After weeks of his seemingly constant pointing out my failings, I’d had enough. I told him I didn’t make mistakes on purpose, but simply did what seemed best when there was no guidance. Even he had to concede that I never made the same mistake twice, and eventually his criticisms abated. I came back for two more seasons, earning enough to complete my bachelor’s degree without debt.

I learned a lot in that job about managing people—not only subordinates, but also colleagues and supervisors. Most important, I learned to think like a manager, not just an employee.

Applying what I learned

I received my master’s degree in 1982, during a recession. One of my professors helped me find work in the Seattle area. At that time the price of oil was high, so it was worth the cost of drilling in remote areas such as the North Slope of Alaska. I went to work at a structural engineering firm, helping to design a mobile concrete structure for oil exploration. It was to be built in a drydock and towed to the site, where it would be ballasted and held in place by piles. Each year the piles would be removed, the ballast water pumped out, and the structure towed to a new site. The company had made its reputation on such innovative design, and it was exciting to work with and learn from my colleagues.

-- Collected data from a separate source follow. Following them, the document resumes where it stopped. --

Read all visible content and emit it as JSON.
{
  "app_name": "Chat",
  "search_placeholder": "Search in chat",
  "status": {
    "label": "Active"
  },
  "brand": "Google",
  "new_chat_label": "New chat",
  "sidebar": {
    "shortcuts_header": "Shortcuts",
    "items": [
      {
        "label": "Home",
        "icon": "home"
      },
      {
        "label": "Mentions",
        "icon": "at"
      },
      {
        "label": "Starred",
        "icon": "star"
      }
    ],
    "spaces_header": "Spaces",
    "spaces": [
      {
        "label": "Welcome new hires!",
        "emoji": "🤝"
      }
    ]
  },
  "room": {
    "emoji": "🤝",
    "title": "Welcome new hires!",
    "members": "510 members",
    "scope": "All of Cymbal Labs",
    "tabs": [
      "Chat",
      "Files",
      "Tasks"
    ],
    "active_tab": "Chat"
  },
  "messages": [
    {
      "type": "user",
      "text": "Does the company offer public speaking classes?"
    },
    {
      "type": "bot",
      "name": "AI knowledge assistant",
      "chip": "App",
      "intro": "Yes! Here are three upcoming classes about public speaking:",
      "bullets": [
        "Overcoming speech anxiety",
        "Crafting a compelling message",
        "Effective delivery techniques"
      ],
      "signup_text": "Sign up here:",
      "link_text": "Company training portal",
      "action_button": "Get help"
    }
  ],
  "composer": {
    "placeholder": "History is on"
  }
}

It soon became clear that for the walls to resist the forces of the near-shore ice and yet be light enough for the structure to float, we needed a kind of concrete that did not yet exist. So the firm hired a concrete materials expert to develop a concrete with the necessary strength-to-weight ratio and durability. As a student I’d developed a strong interest in materials, so when he needed a junior engineer for the research and development effort, I volunteered.

The project entailed a consortium of oil companies and Japanese construction firms, along with two materials laboratories in the Midwest. My boss made sure I participated in all the meetings, visiting the laboratories and eventually administering the contracts. He gave me assignments that were beyond my capabilities and then supported me until I could do them on my own. Later, when he was on assignment in Japan for weeks at a time, he trusted me to take care of things in Seattle.

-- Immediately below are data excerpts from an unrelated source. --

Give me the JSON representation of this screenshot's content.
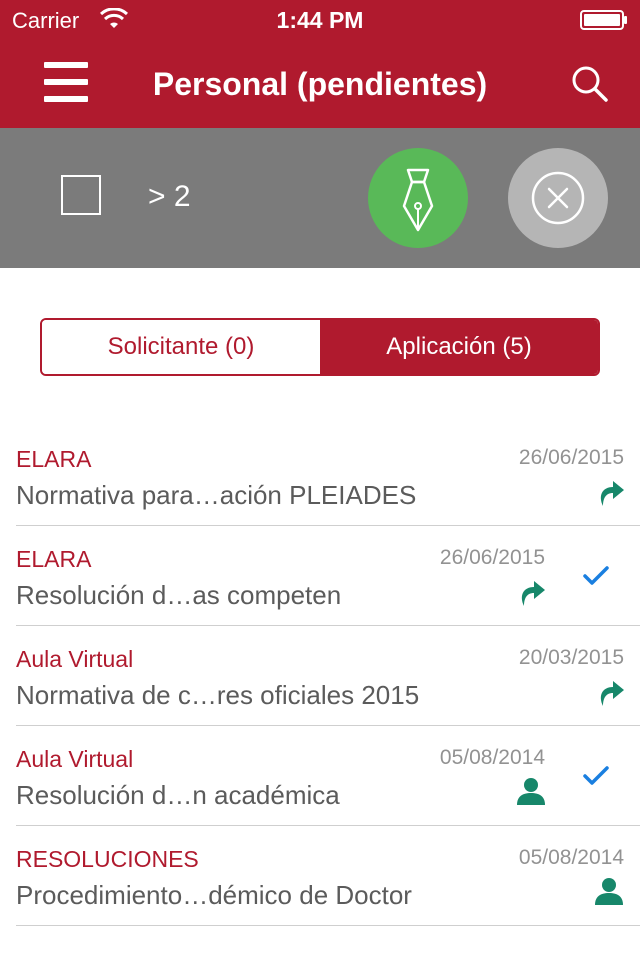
{
  "status_bar": {
    "carrier": "Carrier",
    "time": "1:44 PM"
  },
  "nav": {
    "title": "Personal (pendientes)"
  },
  "action_bar": {
    "selection_count": "> 2"
  },
  "segments": {
    "solicitante": "Solicitante (0)",
    "aplicacion": "Aplicación (5)",
    "selected": "aplicacion"
  },
  "colors": {
    "brand": "#b01a2e",
    "action_gray": "#7b7b7b",
    "sign_green": "#59b958",
    "icon_teal": "#17876a",
    "check_blue": "#1a7fe0"
  },
  "rows": [
    {
      "app": "ELARA",
      "date": "26/06/2015",
      "subject": "Normativa para…ación PLEIADES",
      "type_icon": "forward-arrow-icon",
      "checked": false
    },
    {
      "app": "ELARA",
      "date": "26/06/2015",
      "subject": "Resolución d…as competen",
      "type_icon": "forward-arrow-icon",
      "checked": true
    },
    {
      "app": "Aula Virtual",
      "date": "20/03/2015",
      "subject": "Normativa de c…res oficiales 2015",
      "type_icon": "forward-arrow-icon",
      "checked": false
    },
    {
      "app": "Aula Virtual",
      "date": "05/08/2014",
      "subject": "Resolución d…n académica",
      "type_icon": "person-icon",
      "checked": true
    },
    {
      "app": "RESOLUCIONES",
      "date": "05/08/2014",
      "subject": "Procedimiento…démico de Doctor",
      "type_icon": "person-icon",
      "checked": false
    }
  ]
}
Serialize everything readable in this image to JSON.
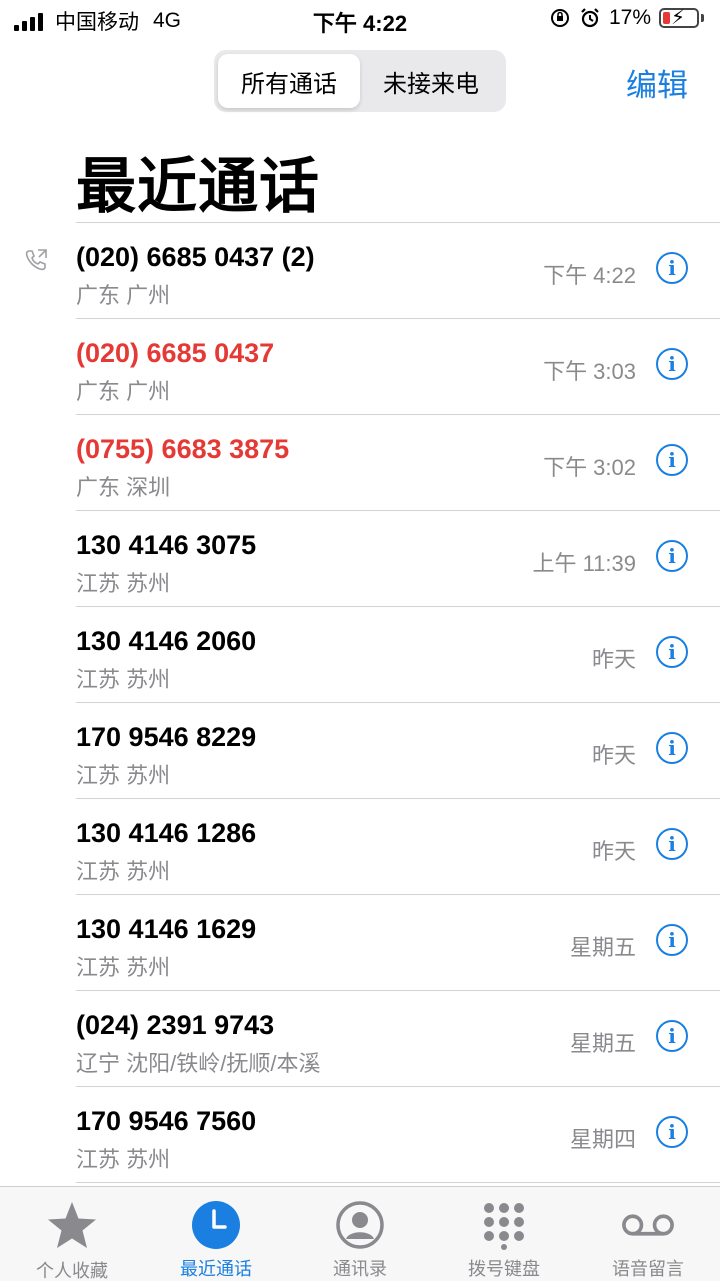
{
  "status_bar": {
    "carrier": "中国移动",
    "network": "4G",
    "time": "下午 4:22",
    "battery": "17%"
  },
  "segmented": {
    "all_label": "所有通话",
    "missed_label": "未接来电"
  },
  "header": {
    "edit_label": "编辑",
    "title": "最近通话"
  },
  "calls": [
    {
      "number": "(020) 6685 0437 (2)",
      "location": "广东 广州",
      "time": "下午 4:22",
      "missed": false,
      "outgoing": true
    },
    {
      "number": "(020) 6685 0437",
      "location": "广东 广州",
      "time": "下午 3:03",
      "missed": true,
      "outgoing": false
    },
    {
      "number": "(0755) 6683 3875",
      "location": "广东 深圳",
      "time": "下午 3:02",
      "missed": true,
      "outgoing": false
    },
    {
      "number": "130 4146 3075",
      "location": "江苏 苏州",
      "time": "上午 11:39",
      "missed": false,
      "outgoing": false
    },
    {
      "number": "130 4146 2060",
      "location": "江苏 苏州",
      "time": "昨天",
      "missed": false,
      "outgoing": false
    },
    {
      "number": "170 9546 8229",
      "location": "江苏 苏州",
      "time": "昨天",
      "missed": false,
      "outgoing": false
    },
    {
      "number": "130 4146 1286",
      "location": "江苏 苏州",
      "time": "昨天",
      "missed": false,
      "outgoing": false
    },
    {
      "number": "130 4146 1629",
      "location": "江苏 苏州",
      "time": "星期五",
      "missed": false,
      "outgoing": false
    },
    {
      "number": "(024) 2391 9743",
      "location": "辽宁 沈阳/铁岭/抚顺/本溪",
      "time": "星期五",
      "missed": false,
      "outgoing": false
    },
    {
      "number": "170 9546 7560",
      "location": "江苏 苏州",
      "time": "星期四",
      "missed": false,
      "outgoing": false
    }
  ],
  "tab_bar": [
    {
      "label": "个人收藏",
      "icon": "star-icon",
      "active": false
    },
    {
      "label": "最近通话",
      "icon": "clock-icon",
      "active": true
    },
    {
      "label": "通讯录",
      "icon": "contact-icon",
      "active": false
    },
    {
      "label": "拨号键盘",
      "icon": "keypad-icon",
      "active": false
    },
    {
      "label": "语音留言",
      "icon": "voicemail-icon",
      "active": false
    }
  ],
  "colors": {
    "accent": "#1a7fe0",
    "missed": "#e53935",
    "secondary_text": "#8a8a8e"
  }
}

Making good use of mistakes

In teaching technical writing at the University of St. Thomas, we use a system called Writing Across the Curriculum. That is, we teach writing as an integral part of other courses. Students gain experience in three types of writing:

  • Learning to write: the mechanics of writing.
  • Writing to learn: writing to help process what the students are learning. For example, a study abroad might require them to journal about their experiences and observations.
  • Writing in the discipline: writing the kinds of reports students will produce during their careers.

I teach engineering students to write reports for their clients in the capstone Senior Design Clinic. Eventually the students produce a report of about 50 pages detailing the results of their two-semester design project that meets our student learning objectives. But they don’t start there.

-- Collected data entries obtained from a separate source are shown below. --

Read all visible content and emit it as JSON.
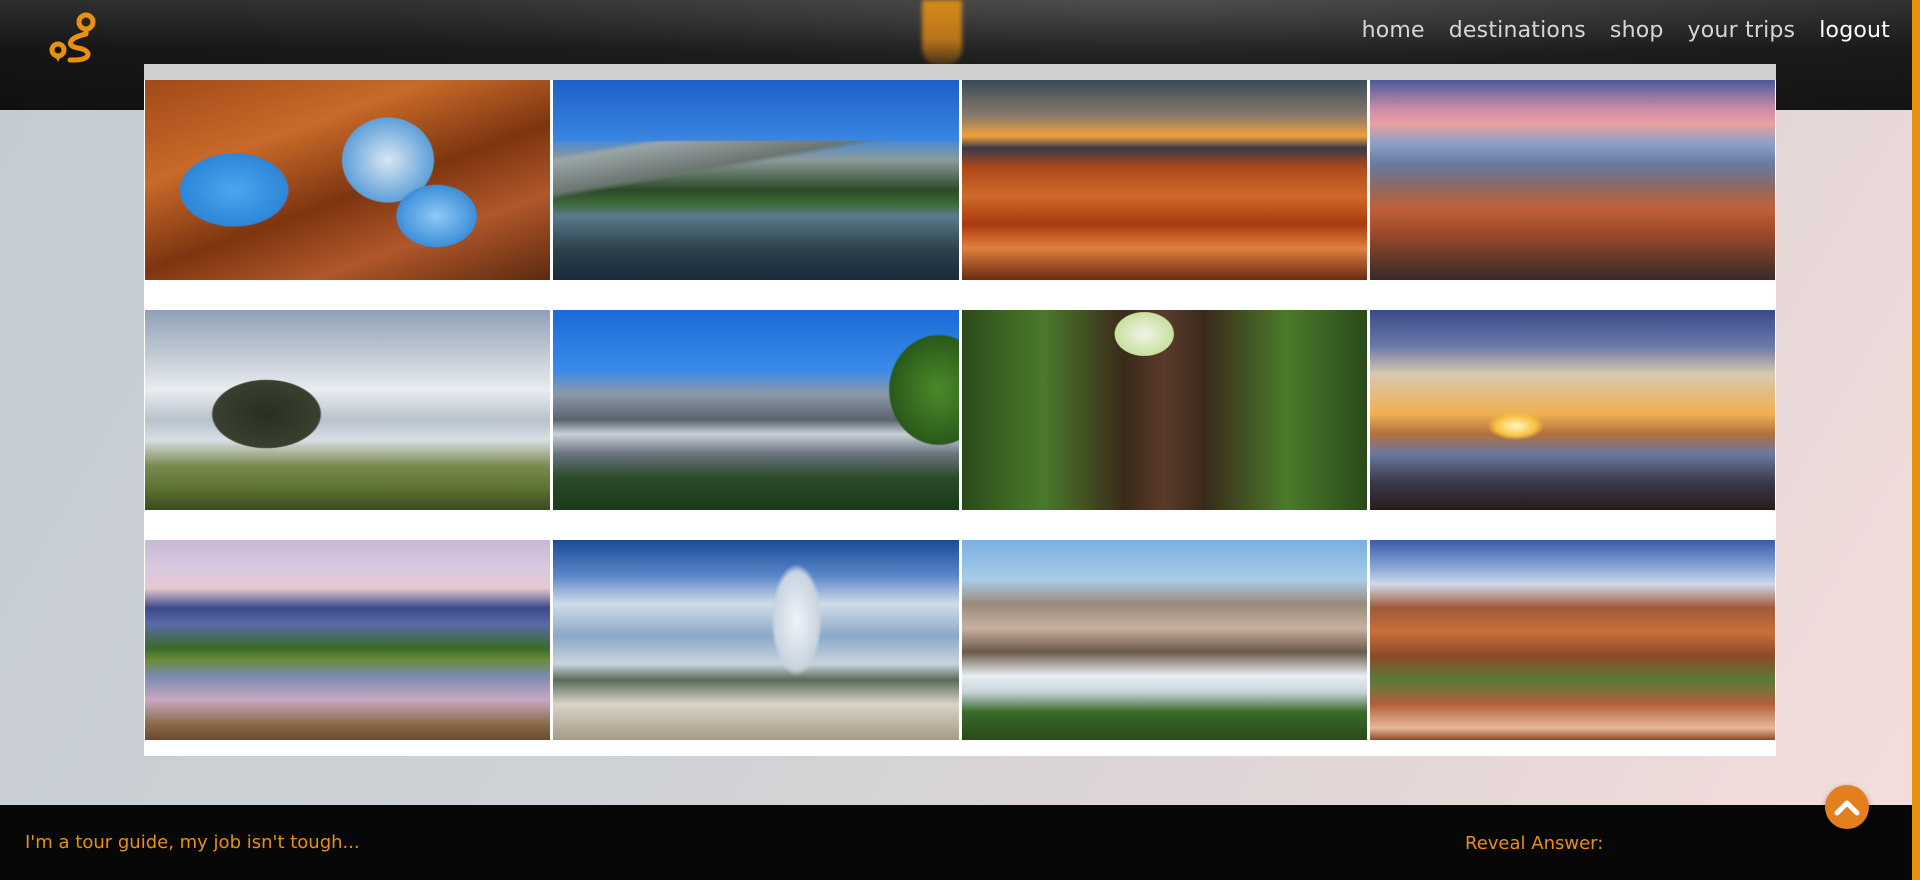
{
  "header": {
    "logo_icon": "route-pin-icon",
    "accent": "#e8910f",
    "nav": [
      {
        "label": "home"
      },
      {
        "label": "destinations"
      },
      {
        "label": "shop"
      },
      {
        "label": "your trips"
      },
      {
        "label": "logout"
      }
    ]
  },
  "gallery": {
    "images": [
      {
        "subject": "red rock arch with blue sky"
      },
      {
        "subject": "mountain peak reflected in lake"
      },
      {
        "subject": "orange hoodoo canyon at sunset"
      },
      {
        "subject": "canyon plateau under pink sky"
      },
      {
        "subject": "sea stacks on rocky coast"
      },
      {
        "subject": "rocky mountains with pine branches"
      },
      {
        "subject": "giant redwood trees looking up"
      },
      {
        "subject": "sunset over valley and clouds"
      },
      {
        "subject": "snowy peaks reflected in river"
      },
      {
        "subject": "erupting geyser under cloudy sky"
      },
      {
        "subject": "valley with granite cliffs and fog"
      },
      {
        "subject": "red canyon cliffs with green trees"
      }
    ]
  },
  "footer": {
    "joke": "I'm a tour guide, my job isn't tough...",
    "reveal_label": "Reveal Answer:"
  },
  "scroll_top_icon": "chevron-up-icon"
}
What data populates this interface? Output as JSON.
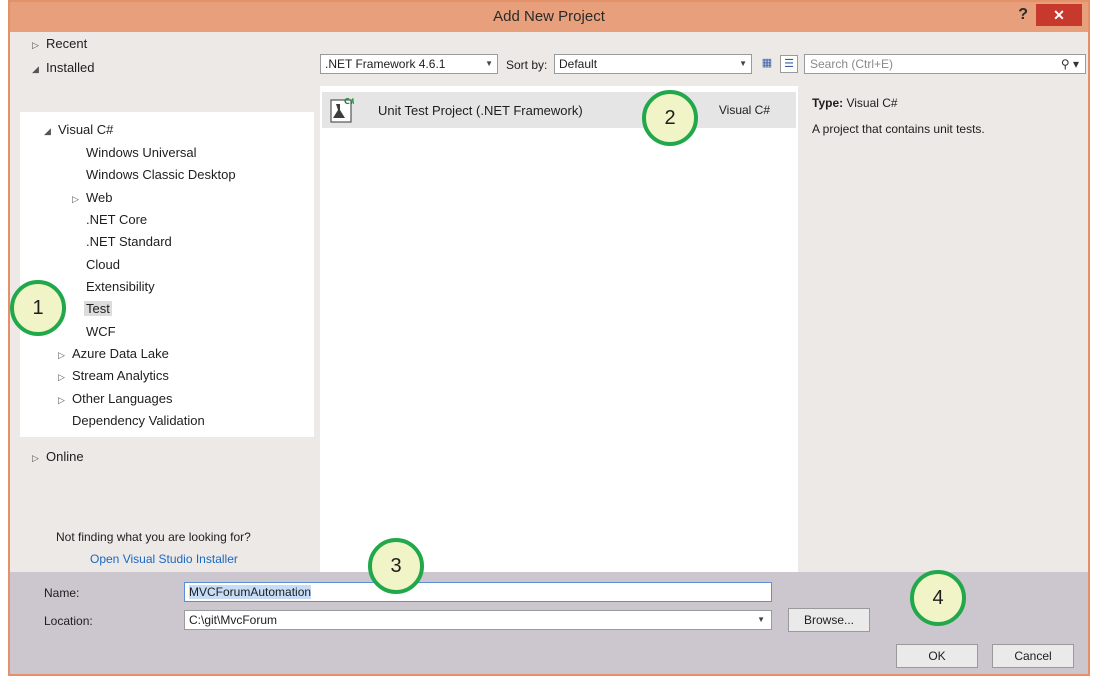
{
  "window": {
    "title": "Add New Project",
    "help": "?",
    "close": "✕"
  },
  "left": {
    "recent": "Recent",
    "installed": "Installed",
    "tree": [
      {
        "label": "Visual C#",
        "prefix": "◢"
      },
      {
        "label": "Windows Universal"
      },
      {
        "label": "Windows Classic Desktop"
      },
      {
        "label": "Web",
        "prefix": "▷"
      },
      {
        "label": ".NET Core"
      },
      {
        "label": ".NET Standard"
      },
      {
        "label": "Cloud"
      },
      {
        "label": "Extensibility"
      },
      {
        "label": "Test",
        "selected": true
      },
      {
        "label": "WCF"
      },
      {
        "label": "Azure Data Lake",
        "prefix": "▷"
      },
      {
        "label": "Stream Analytics",
        "prefix": "▷"
      },
      {
        "label": "Other Languages",
        "prefix": "▷"
      },
      {
        "label": "Dependency Validation"
      }
    ],
    "online": "Online",
    "not_finding": "Not finding what you are looking for?",
    "installer_link": "Open Visual Studio Installer"
  },
  "toolbar": {
    "framework": ".NET Framework 4.6.1",
    "sort_label": "Sort by:",
    "sort_value": "Default",
    "search_placeholder": "Search (Ctrl+E)"
  },
  "project": {
    "name": "Unit Test Project (.NET Framework)",
    "language": "Visual C#"
  },
  "details": {
    "type_label": "Type:",
    "type_value": "Visual C#",
    "description": "A project that contains unit tests."
  },
  "form": {
    "name_label": "Name:",
    "name_value": "MVCForumAutomation",
    "location_label": "Location:",
    "location_value": "C:\\git\\MvcForum",
    "browse": "Browse...",
    "ok": "OK",
    "cancel": "Cancel"
  },
  "callouts": [
    "1",
    "2",
    "3",
    "4"
  ],
  "colors": {
    "titlebar": "#e8a07c",
    "close": "#c7392d",
    "callout_ring": "#20a84a",
    "callout_fill": "#f0f4c6",
    "link": "#1b68c4"
  }
}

Instead, I start with a series of short, low-stakes assignments. That way the students can focus on a few things at a time. Each subsequent assignment builds on the previous one. For the three drafts, I tell them to just write something, going for quantity rather than quality. However bad it is to begin with, we can make it better, and we do. I give them detailed feedback on each assignment. It’s their responsibility to incorporate it into the subsequent drafts. At this stage there’s no penalty for making mistakes; the only penalty is for not trying. They just need to correct any mistakes quickly so they don’t develop bad habits. Practice doesn’t make perfect; it makes permanent.

In this way the students can put their mistakes to good use by learning from them. Indeed, if you’re not making mistakes, you’ve stopped growing.